- Tabloid title card
- Presented by: Joyce Davidson (1956–1959) Max Ferguson (1958–1960) Elaine Grand (1953–1956) Dick MacDougal (1953–1958) Percy Saltzman (1953–1960)
- Country of origin: Canada
- Original language: English
- No. of seasons: 8

Production
- Producers: Ross McLean (1953–1958) Ted Pope (1958–1960)
- Running time: 30 minutes

Original release
- Network: CBC Television
- Release: 9 March 1953 – 9 September 1960

Related
- Seven-O-One

= Tabloid (TV program) =

Canadian information television program

Tabloid is Canadian information television program that aired on CBC Television. It was one of the earliest information television programs aired in Canada The program was broadcast weeknights from March 1953 to September 1960 after which it was renamed to Seven-O-One.

==Format==
The program featured interviews, news and information. Its opening tagline was "a program with an interest in anything that happens anywhere, bringing you the news at seven." It was also promoted as "the nightly habit of nearly everyone".

Gunnar Rugheimer compiled a newsreel for the program which featured stories from various international sources such as BBC, Movietone, United Press International, and the Canadian Forces. Discussions, interviews, demonstrations, reviews and weather reports from Percy Saltzman rounded out the Tabloid episodes, resembling a "spoken-word variety show".

Producer Ross McLean's catchphrase for Tabloid was "Facts with Fun", reflecting his approach that news and information programming should incorporate elements of entertainment. He acknowledged that the early episodes of Tabloid were "a bargain basement version of NBC's Today." The interviews, features and weather forecast were supplemented with informal conversations among the hosts.

==Hosts==

Dick MacDougal, a radio presenter, was a host of Tabloid from its first episodes in 1953 until his death in 1957. He was replaced by another radio host, Max Ferguson who remained until Tabloid became Seven-O-One in 1960.

Percy Saltzman was the only Tabloid host who remained through the program's entire run, and the extent of its successor, Seven-O-One. He presented the weather forecasts as he did in the earlier CBC program Let's See. Viewers regularly saw Saltzman's signature tossing of his chalk after he was requested by producer McLean to make this a regular practice.

Elaine Grand joined the show in early 1953 to conduct freelance interviews.

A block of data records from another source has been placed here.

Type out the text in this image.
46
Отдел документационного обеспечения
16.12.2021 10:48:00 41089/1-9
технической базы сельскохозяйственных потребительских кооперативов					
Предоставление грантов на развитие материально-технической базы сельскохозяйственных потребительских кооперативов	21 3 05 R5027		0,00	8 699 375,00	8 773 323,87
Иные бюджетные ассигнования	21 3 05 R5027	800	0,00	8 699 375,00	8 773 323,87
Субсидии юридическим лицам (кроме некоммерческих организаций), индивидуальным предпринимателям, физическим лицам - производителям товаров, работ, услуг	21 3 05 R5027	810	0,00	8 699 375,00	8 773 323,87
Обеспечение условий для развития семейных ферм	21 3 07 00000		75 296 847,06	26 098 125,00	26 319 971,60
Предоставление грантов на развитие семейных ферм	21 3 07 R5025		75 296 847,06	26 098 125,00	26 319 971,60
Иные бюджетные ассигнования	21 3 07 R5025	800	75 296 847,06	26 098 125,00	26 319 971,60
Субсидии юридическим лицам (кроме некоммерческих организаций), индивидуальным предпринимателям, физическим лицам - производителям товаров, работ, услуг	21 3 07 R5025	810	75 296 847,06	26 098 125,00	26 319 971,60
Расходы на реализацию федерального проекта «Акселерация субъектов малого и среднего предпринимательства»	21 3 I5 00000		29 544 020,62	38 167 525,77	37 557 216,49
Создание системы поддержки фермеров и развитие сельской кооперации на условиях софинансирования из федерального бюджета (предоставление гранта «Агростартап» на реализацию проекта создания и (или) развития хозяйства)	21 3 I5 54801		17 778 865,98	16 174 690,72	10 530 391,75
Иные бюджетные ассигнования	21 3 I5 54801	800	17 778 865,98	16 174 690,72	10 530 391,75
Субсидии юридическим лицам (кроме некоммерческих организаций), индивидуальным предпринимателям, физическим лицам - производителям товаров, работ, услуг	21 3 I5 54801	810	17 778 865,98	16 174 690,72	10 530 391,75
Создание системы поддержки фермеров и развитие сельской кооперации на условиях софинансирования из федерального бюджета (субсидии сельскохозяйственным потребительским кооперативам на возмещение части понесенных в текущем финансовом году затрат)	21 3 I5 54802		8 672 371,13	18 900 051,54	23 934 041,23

She became a full-time host by February 1954, leaving the show in 1956 to work with Associated-Rediffusion in the United Kingdom. Paisley Maxwell succeeded her as an interim host until Joyce Davidson replaced Grand on a full-time basis from 1956 to 1959.

News reports were provided by Gil Christy (1953–1954), then John O'Leary for the remainder of Tabloids existence. Dave Price presented the sportscast.

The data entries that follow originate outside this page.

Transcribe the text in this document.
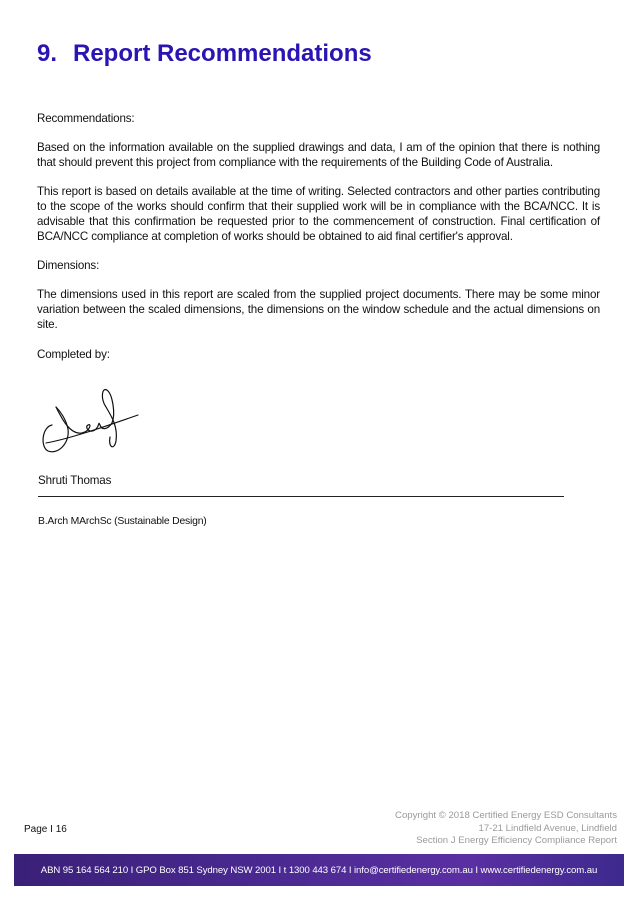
9. Report Recommendations

Recommendations:

Based on the information available on the supplied drawings and data, I am of the opinion that there is nothing that should prevent this project from compliance with the requirements of the Building Code of Australia.

This report is based on details available at the time of writing. Selected contractors and other parties contributing to the scope of the works should confirm that their supplied work will be in compliance with the BCA/NCC. It is advisable that this confirmation be requested prior to the commencement of construction. Final certification of BCA/NCC compliance at completion of works should be obtained to aid final certifier's approval.

Dimensions:

The dimensions used in this report are scaled from the supplied project documents. There may be some minor variation between the scaled dimensions, the dimensions on the window schedule and the actual dimensions on site.

Completed by:
Shruti Thomas
B.Arch MArchSc (Sustainable Design)
Page I 16
Copyright © 2018 Certified Energy ESD Consultants
17-21 Lindfield Avenue, Lindfield
Section J Energy Efficiency Compliance Report
ABN 95 164 564 210 I GPO Box 851 Sydney NSW 2001 I t 1300 443 674 I info@certifiedenergy.com.au I www.certifiedenergy.com.au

Other people seen on Tabloid include Allan Anderson, Gregory Clark, Earl Cox, Blair Fraser, Trent Frayne, Robert Fulford, Sydney Katz, Robert McKeown, Wilfred Sanders, John Saywell, Lister Sinclair, Jean Templeton and Bruce West.

Approximately 6500 guests were featured on Tabloid as of June 1960. These included
Billy Graham, Duncan Hines, Margaret Mead, Nicholas Monsarrat, and Amy Vanderbilt.

==Production==
The program was produced in Toronto at CBLT studios by Ross McLean.

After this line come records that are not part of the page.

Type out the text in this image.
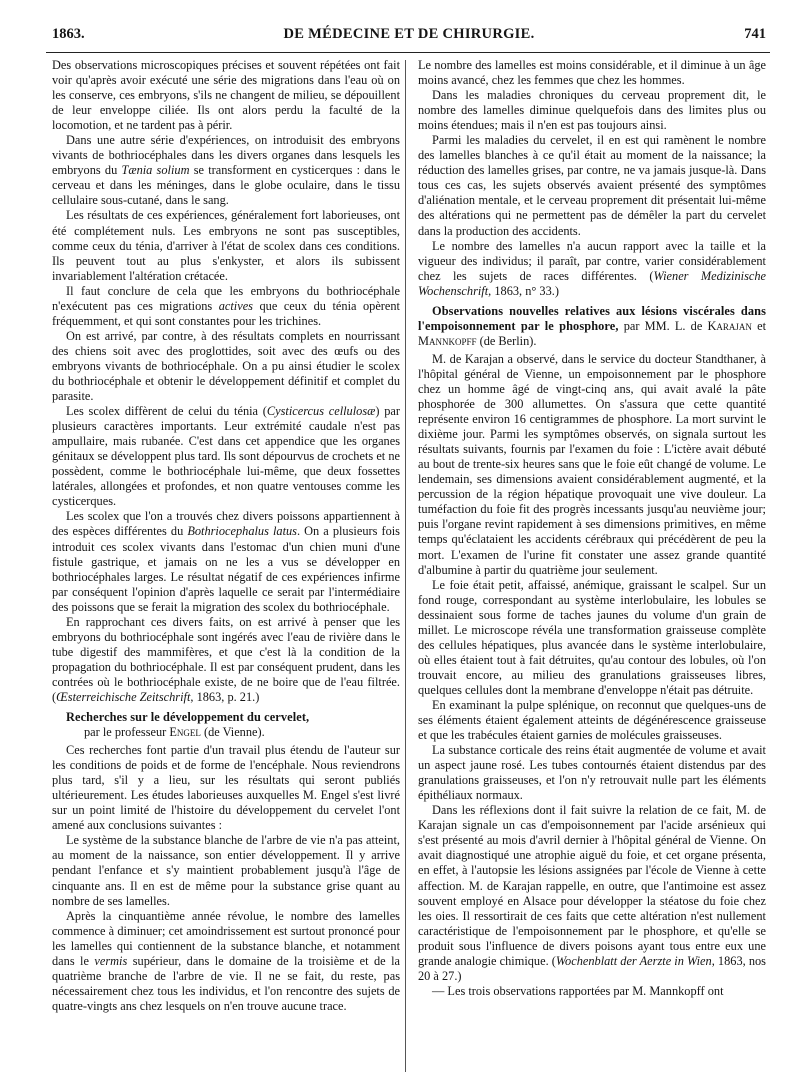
1863.	DE MÉDECINE ET DE CHIRURGIE.	741

Des observations microscopiques précises et souvent répétées ont fait voir qu'après avoir exécuté une série des migrations dans l'eau où on les conserve, ces embryons, s'ils ne changent de milieu, se dépouillent de leur enveloppe ciliée. Ils ont alors perdu la faculté de la locomotion, et ne tardent pas à périr.

Dans une autre série d'expériences, on introduisit des embryons vivants de bothriocéphales dans les divers organes dans lesquels les embryons du Tænia solium se transforment en cysticerques : dans le cerveau et dans les méninges, dans le globe oculaire, dans le tissu cellulaire sous-cutané, dans le sang.

Les résultats de ces expériences, généralement fort laborieuses, ont été complétement nuls. Les embryons ne sont pas susceptibles, comme ceux du ténia, d'arriver à l'état de scolex dans ces conditions. Ils peuvent tout au plus s'enkyster, et alors ils subissent invariablement l'altération crétacée.

Il faut conclure de cela que les embryons du bothriocéphale n'exécutent pas ces migrations actives que ceux du ténia opèrent fréquemment, et qui sont constantes pour les trichines.

On est arrivé, par contre, à des résultats complets en nourrissant des chiens soit avec des proglottides, soit avec des œufs ou des embryons vivants de bothriocéphale. On a pu ainsi étudier le scolex du bothriocéphale et obtenir le développement définitif et complet du parasite.

Les scolex diffèrent de celui du ténia (Cysticercus cellulosæ) par plusieurs caractères importants. Leur extrémité caudale n'est pas ampullaire, mais rubanée. C'est dans cet appendice que les organes génitaux se développent plus tard. Ils sont dépourvus de crochets et ne possèdent, comme le bothriocéphale lui-même, que deux fossettes latérales, allongées et profondes, et non quatre ventouses comme les cysticerques.

Les scolex que l'on a trouvés chez divers poissons appartiennent à des espèces différentes du Bothriocephalus latus. On a plusieurs fois introduit ces scolex vivants dans l'estomac d'un chien muni d'une fistule gastrique, et jamais on ne les a vus se développer en bothriocéphales larges. Le résultat négatif de ces expériences infirme par conséquent l'opinion d'après laquelle ce serait par l'intermédiaire des poissons que se ferait la migration des scolex du bothriocéphale.

En rapprochant ces divers faits, on est arrivé à penser que les embryons du bothriocéphale sont ingérés avec l'eau de rivière dans le tube digestif des mammifères, et que c'est là la condition de la propagation du bothriocéphale. Il est par conséquent prudent, dans les contrées où le bothriocéphale existe, de ne boire que de l'eau filtrée. (Œsterreichische Zeitschrift, 1863, p. 21.)

Recherches sur le développement du cervelet,
par le professeur Engel (de Vienne).

Ces recherches font partie d'un travail plus étendu de l'auteur sur les conditions de poids et de forme de l'encéphale. Nous reviendrons plus tard, s'il y a lieu, sur les résultats qui seront publiés ultérieurement. Les études laborieuses auxquelles M. Engel s'est livré sur un point limité de l'histoire du développement du cervelet l'ont amené aux conclusions suivantes :

Le système de la substance blanche de l'arbre de vie n'a pas atteint, au moment de la naissance, son entier développement. Il y arrive pendant l'enfance et s'y maintient probablement jusqu'à l'âge de cinquante ans. Il en est de même pour la substance grise quant au nombre de ses lamelles.

Après la cinquantième année révolue, le nombre des lamelles commence à diminuer; cet amoindrissement est surtout prononcé pour les lamelles qui contiennent de la substance blanche, et notamment dans le vermis supérieur, dans le domaine de la troisième et de la quatrième branche de l'arbre de vie. Il ne se fait, du reste, pas nécessairement chez tous les individus, et l'on rencontre des sujets de quatre-vingts ans chez lesquels on n'en trouve aucune trace.

Le nombre des lamelles est moins considérable, et il diminue à un âge moins avancé, chez les femmes que chez les hommes.

Dans les maladies chroniques du cerveau proprement dit, le nombre des lamelles diminue quelquefois dans des limites plus ou moins étendues; mais il n'en est pas toujours ainsi.

Parmi les maladies du cervelet, il en est qui ramènent le nombre des lamelles blanches à ce qu'il était au moment de la naissance; la réduction des lamelles grises, par contre, ne va jamais jusque-là. Dans tous ces cas, les sujets observés avaient présenté des symptômes d'aliénation mentale, et le cerveau proprement dit présentait lui-même des altérations qui ne permettent pas de démêler la part du cervelet dans la production des accidents.

Le nombre des lamelles n'a aucun rapport avec la taille et la vigueur des individus; il paraît, par contre, varier considérablement chez les sujets de races différentes. (Wiener Medizinische Wochenschrift, 1863, n° 33.)

Observations nouvelles relatives aux lésions viscérales dans l'empoisonnement par le phosphore, par MM. L. de Karajan et Mannkopff (de Berlin).

M. de Karajan a observé, dans le service du docteur Standthaner, à l'hôpital général de Vienne, un empoisonnement par le phosphore chez un homme âgé de vingt-cinq ans, qui avait avalé la pâte phosphorée de 300 allumettes. On s'assura que cette quantité représente environ 16 centigrammes de phosphore. La mort survint le dixième jour. Parmi les symptômes observés, on signala surtout les résultats suivants, fournis par l'examen du foie : L'ictère avait débuté au bout de trente-six heures sans que le foie eût changé de volume. Le lendemain, ses dimensions avaient considérablement augmenté, et la percussion de la région hépatique provoquait une vive douleur. La tuméfaction du foie fit des progrès incessants jusqu'au neuvième jour; puis l'organe revint rapidement à ses dimensions primitives, en même temps qu'éclataient les accidents cérébraux qui précédèrent de peu la mort. L'examen de l'urine fit constater une assez grande quantité d'albumine à partir du quatrième jour seulement.

Le foie était petit, affaissé, anémique, graissant le scalpel. Sur un fond rouge, correspondant au système interlobulaire, les lobules se dessinaient sous forme de taches jaunes du volume d'un grain de millet. Le microscope révéla une transformation graisseuse complète des cellules hépatiques, plus avancée dans le système interlobulaire, où elles étaient tout à fait détruites, qu'au contour des lobules, où l'on trouvait encore, au milieu des granulations graisseuses libres, quelques cellules dont la membrane d'enveloppe n'était pas détruite.

En examinant la pulpe splénique, on reconnut que quelques-uns de ses éléments étaient également atteints de dégénérescence graisseuse et que les trabécules étaient garnies de molécules graisseuses.

La substance corticale des reins était augmentée de volume et avait un aspect jaune rosé. Les tubes contournés étaient distendus par des granulations graisseuses, et l'on n'y retrouvait nulle part les éléments épithéliaux normaux.

Dans les réflexions dont il fait suivre la relation de ce fait, M. de Karajan signale un cas d'empoisonnement par l'acide arsénieux qui s'est présenté au mois d'avril dernier à l'hôpital général de Vienne. On avait diagnostiqué une atrophie aiguë du foie, et cet organe présenta, en effet, à l'autopsie les lésions assignées par l'école de Vienne à cette affection. M. de Karajan rappelle, en outre, que l'antimoine est assez souvent employé en Alsace pour développer la stéatose du foie chez les oies. Il ressortirait de ces faits que cette altération n'est nullement caractéristique de l'empoisonnement par le phosphore, et qu'elle se produit sous l'influence de divers poisons ayant tous entre eux une grande analogie chimique. (Wochenblatt der Aerzte in Wien, 1863, nos 20 à 27.)

— Les trois observations rapportées par M. Mannkopff ont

Ted Pope became producer in September 1958 when McLean concentrated on production of another CBC program, Close-Up.

==Scheduling==
Tabloid was broadcast weekdays at 7 p.m. (Eastern) for most of its run, except from September 1954 to July 1955 when it was scheduled at 6:30 p.m..

==Ratings==
In the 1957–1958 season, CBC Audience Research ratings indicated that Tabloid had a 15% to 18% share of viewers in Toronto, versus the 35% to 45% share of viewers for Annie Oakley on Buffalo, New York's WBEN. Montreal's Tabloid ratings share was 11%, while Radio-Canada's French-language Telejournal and Carrefour drew a 67% share.

A later CBC Times report indicated a rated Tabloid audience of 250,000 from Toronto's CBLT.

==Controversies==
In 1956, Montreal doctor E. E. Robbins wrote a critical letter to Tabloid. It was read on the show, accompanied by Robbins' home address and MacDougal requesting viewers to "cheer him up". Robbins sued CBC after he was deluged with disruptive letters and telephone calls and prank taxi calls. The case ended with Robbins winning a $3000 settlement against CBC from the Quebec Superior Court.

Host Joyce Davidson expressed indifference towards a Canadian visit by Queen Elizabeth II during an interview on a June 1959 broadcast of NBC's Today. Following intense critical reaction to these remarks, Davidson resigned from Tabloid within a few days.

The programme was retitled Seven-O-One in 1960 after a drug manufacturer which held a trademark to its "Tabloid" product pressured the CBC to change the news show's name. The last episode under the Tabloid name aired 9 September 1960.